Sunday, February 9, 2014

The Shining Girls by Lauren Beukes




This book came to my reading list because I was searching for the best horror-mystery novels to replenish my collection and this title came up twice. Plus the cover is eerie.

The story turned out to be more than a murder thriller than a paranormal one. Although there is one element that gives a supernatural distinction that sets it apart from the mainstream serial killer fare. The serial killer named Harper can travel through time with an aid of a house he magnificently stumbled upon in Chicago 1930’s. Harper is your typical psychotic serial killer. He kills the girls brutally while leaving relics to identify him by, which is quite egotistic on his part because with his time traveling ability, it’s one to a million that he will be caught unless he is that sloppy. He derives his kick from the gruesome acts and relishes the hunt. He feeds the house with the deaths of “shining girls”, girls who will make a difference in this world. I never quite got the explanation behind this force nor was his history uncovered. He started off as a sick serial killer and ended off as one.



He sets off killing girls in various eras, which gives the book a multitude of settings and landscapes. In some parts, you could empathize with Harper’s sense of power when he can wrong a right, visit places way before his time and witness the rise and fall of a period. One thing that centered on this story is by closing the unfinished loop when he failed to kill one girl named Kirby. Kirby, in her adult years, turned out to be this sarcastic scarred woman out to make sense and hunt her killer while working as an intern in a newspaper bureau. The two main characters, the victim and the killer, perform the confusing search dance hoping to collide with each other and close the gap.

This story is not your typical serial-murder story.
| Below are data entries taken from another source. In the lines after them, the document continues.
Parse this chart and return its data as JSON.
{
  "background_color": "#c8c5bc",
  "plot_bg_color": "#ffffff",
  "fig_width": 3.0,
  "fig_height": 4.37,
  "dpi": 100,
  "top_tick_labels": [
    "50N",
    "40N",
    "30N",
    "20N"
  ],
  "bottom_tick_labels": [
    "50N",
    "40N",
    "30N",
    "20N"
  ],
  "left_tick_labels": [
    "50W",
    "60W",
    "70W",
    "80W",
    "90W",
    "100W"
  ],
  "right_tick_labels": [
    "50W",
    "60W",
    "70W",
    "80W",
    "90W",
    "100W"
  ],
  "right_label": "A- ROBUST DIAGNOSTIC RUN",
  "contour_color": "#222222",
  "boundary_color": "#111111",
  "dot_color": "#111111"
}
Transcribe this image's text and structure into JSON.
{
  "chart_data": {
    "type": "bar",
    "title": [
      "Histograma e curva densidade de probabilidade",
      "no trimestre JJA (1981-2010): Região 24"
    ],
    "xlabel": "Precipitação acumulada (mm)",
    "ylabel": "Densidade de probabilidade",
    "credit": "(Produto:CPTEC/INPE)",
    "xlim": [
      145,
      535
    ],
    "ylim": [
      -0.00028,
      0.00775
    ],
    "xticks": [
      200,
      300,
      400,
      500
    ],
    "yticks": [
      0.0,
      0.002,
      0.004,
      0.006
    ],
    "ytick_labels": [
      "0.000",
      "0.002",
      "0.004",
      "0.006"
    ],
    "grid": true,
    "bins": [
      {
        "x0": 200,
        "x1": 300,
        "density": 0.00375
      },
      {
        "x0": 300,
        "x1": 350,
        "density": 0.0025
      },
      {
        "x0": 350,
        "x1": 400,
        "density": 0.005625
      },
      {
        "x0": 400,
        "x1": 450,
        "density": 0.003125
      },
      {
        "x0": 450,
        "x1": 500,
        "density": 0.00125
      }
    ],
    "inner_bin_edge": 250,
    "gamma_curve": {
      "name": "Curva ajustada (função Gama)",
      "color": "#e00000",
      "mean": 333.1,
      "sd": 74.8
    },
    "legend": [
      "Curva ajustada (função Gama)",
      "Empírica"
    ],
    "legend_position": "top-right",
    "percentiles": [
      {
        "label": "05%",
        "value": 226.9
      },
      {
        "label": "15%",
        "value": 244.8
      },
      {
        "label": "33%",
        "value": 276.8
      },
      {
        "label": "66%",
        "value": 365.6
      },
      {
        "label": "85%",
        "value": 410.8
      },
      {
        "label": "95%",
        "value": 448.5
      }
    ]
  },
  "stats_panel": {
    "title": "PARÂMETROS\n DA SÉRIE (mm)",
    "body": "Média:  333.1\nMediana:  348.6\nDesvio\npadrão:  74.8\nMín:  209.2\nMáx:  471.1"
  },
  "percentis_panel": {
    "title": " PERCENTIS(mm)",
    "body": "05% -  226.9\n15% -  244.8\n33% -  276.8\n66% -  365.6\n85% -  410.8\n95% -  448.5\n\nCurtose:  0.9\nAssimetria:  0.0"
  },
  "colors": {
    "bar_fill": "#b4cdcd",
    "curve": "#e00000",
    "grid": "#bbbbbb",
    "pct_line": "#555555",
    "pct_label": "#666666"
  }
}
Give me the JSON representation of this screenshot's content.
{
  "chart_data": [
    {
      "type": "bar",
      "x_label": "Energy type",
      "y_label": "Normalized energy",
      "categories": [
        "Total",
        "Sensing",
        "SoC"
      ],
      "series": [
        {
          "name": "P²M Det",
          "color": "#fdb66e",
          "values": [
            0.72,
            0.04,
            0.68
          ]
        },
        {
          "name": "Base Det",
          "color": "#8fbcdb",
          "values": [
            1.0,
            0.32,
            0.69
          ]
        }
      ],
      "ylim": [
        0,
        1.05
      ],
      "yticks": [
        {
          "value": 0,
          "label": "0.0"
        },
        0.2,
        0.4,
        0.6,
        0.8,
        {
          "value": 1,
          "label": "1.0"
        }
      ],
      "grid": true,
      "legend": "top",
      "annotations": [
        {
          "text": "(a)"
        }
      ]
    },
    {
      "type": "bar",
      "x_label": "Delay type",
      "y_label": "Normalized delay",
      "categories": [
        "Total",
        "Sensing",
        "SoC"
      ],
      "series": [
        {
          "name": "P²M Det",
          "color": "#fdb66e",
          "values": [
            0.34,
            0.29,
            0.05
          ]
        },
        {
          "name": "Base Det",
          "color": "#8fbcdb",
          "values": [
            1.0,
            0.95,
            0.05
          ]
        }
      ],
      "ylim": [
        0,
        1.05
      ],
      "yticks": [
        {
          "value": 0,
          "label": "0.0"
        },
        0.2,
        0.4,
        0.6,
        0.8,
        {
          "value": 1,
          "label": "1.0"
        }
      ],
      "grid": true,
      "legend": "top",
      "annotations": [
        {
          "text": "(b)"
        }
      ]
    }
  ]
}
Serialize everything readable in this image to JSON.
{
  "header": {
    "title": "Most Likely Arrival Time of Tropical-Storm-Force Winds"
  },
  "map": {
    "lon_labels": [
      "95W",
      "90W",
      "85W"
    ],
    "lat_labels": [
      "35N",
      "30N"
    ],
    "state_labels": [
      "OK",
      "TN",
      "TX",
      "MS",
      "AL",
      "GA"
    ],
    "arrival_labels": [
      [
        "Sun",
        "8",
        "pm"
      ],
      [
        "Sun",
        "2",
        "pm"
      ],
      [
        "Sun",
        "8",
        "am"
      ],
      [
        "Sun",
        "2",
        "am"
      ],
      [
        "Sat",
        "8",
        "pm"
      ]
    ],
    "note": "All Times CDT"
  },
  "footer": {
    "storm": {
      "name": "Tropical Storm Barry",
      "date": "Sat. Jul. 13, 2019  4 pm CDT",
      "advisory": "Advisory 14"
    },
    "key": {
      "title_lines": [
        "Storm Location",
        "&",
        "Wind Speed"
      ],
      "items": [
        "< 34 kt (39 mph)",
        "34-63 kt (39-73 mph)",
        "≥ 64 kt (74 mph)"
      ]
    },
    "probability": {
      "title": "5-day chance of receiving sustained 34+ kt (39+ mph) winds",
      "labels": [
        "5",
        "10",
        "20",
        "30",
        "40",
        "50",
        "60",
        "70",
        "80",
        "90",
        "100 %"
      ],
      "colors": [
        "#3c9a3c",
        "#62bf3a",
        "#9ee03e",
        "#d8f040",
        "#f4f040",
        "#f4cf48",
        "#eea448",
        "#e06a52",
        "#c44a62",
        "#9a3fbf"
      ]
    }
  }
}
At some points, the method of time traveling gives the order of the story complexity and detail. This book needs the reader’s full attention and imagination. It will also not serve answers but questions. What about this time traveling house? Why would the house need deaths of the shining girls? Why is Harper the way he is? Well, it’s best not to ask and embrace these given facts to be able to move on. It’s an interesting book, but it’s not for everybody. I might read it again sometime. It took me almost two weeks to finish it.